When a person is sick many feel that the 'Ki' is blocked so the attempt is to get it to flow again. You have all kinds of methods to do this: acupuncture , finger pressure, deep breathing, selective eating, the marital arts and other ways. Something is jammed and you try to get it unloosed.
'Ki', is defined as energy, spirit, vigor, vitality, stamina, will-power. Some of the words that begin with 'Ki' would be: back bone, guts, elation, mettle, windpipe, balloon, air, breathtakingly, temper, soul, sentiment, appearance. When someone has a tightness in the chest, feeling of nausea, difficulty in digesting food then the thought comes that the 'Ki' is not flowing correctly and something has to be done. The Chinese Character for 'Ki' has the rice plant covered by the steam that comes from a pot of rice being prepared.

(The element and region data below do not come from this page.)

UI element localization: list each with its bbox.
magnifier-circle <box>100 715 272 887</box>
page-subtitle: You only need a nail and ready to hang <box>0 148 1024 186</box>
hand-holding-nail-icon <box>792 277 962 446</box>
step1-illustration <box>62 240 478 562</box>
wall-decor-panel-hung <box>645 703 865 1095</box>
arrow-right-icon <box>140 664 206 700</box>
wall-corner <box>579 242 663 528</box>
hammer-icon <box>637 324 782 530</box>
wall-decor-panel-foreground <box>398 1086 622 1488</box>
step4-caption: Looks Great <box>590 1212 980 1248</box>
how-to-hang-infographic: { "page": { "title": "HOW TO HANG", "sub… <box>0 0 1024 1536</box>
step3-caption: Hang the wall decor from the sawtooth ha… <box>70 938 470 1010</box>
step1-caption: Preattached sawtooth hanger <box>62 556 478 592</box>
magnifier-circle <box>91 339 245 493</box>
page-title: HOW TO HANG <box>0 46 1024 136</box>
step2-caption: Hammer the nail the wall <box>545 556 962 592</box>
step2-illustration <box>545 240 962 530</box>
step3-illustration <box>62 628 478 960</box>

This whole area of 'Ki' can take the aspect of religion and it does so often in Korea. Many years ago one of the bishops sent a memorandum to all the clergy in the diocese warning about the ambiguity and danger of the 'Ki' culture. He mentioned the need for discernment: "When 'Ki' formation touches the religious realm going beyond its dimension which is health promotion, it becomes dangerous." ...If they insist that people can reach salvation by themselves, this is a serious mistake because salvation cannot be obtained by any human efforts or techniques, it (can) only be achieved by God."
"Priests and religious who have contact with 'Ki' culture believing that it helps them for meditation or health, should act with discernment recalling that their attitude can bring confusion to the Christian life."
We have in Korea the 'well being movement' the 'culture of self-cultivation', which at times are part of the 'Ki' culture. In the States we would see much of this as the alternative medicine movement: often a very healthy alternative to the main stream medical approach. In Korea these movements do enter often the domain of religion and nationalism.
The Western concept of religion is much narrower than the Korean and following our criterion the whole area need not be seen as religion but many of those in the Church do see the overlapping and are concerned.
A professor who teaches social sciences at Korea University and is an expert in the area said: "Its members believe that 'Ki' is the ultimate principle and nature of the universe." Explaining why Catholics may be attracted to this 'Ki' culture he said: "As a liturgy-centered religion, the Catholic Church does not satisfy the spiritual desire of the faithful to experience God: this is why many Catholics want to be compensated by 'Ki' culture.
We have no idea how many Catholics are moving over to the 'Ki' culture but it would seem some are dabbling with the movement not realizing that it has anything to do with their religious beliefs. They are searching for something that they have not found in their Catholicism.
The professor concluded that "the Church should listen to what her members say and desire. With its 2,000 years of history and tradition, I believe that Christianity has many means to respond to the spiritual needs of the faithful. For instance the various spiritual programs of contemplation and meditation of religious institutes and contemplative communities can be shared with the lay faithful."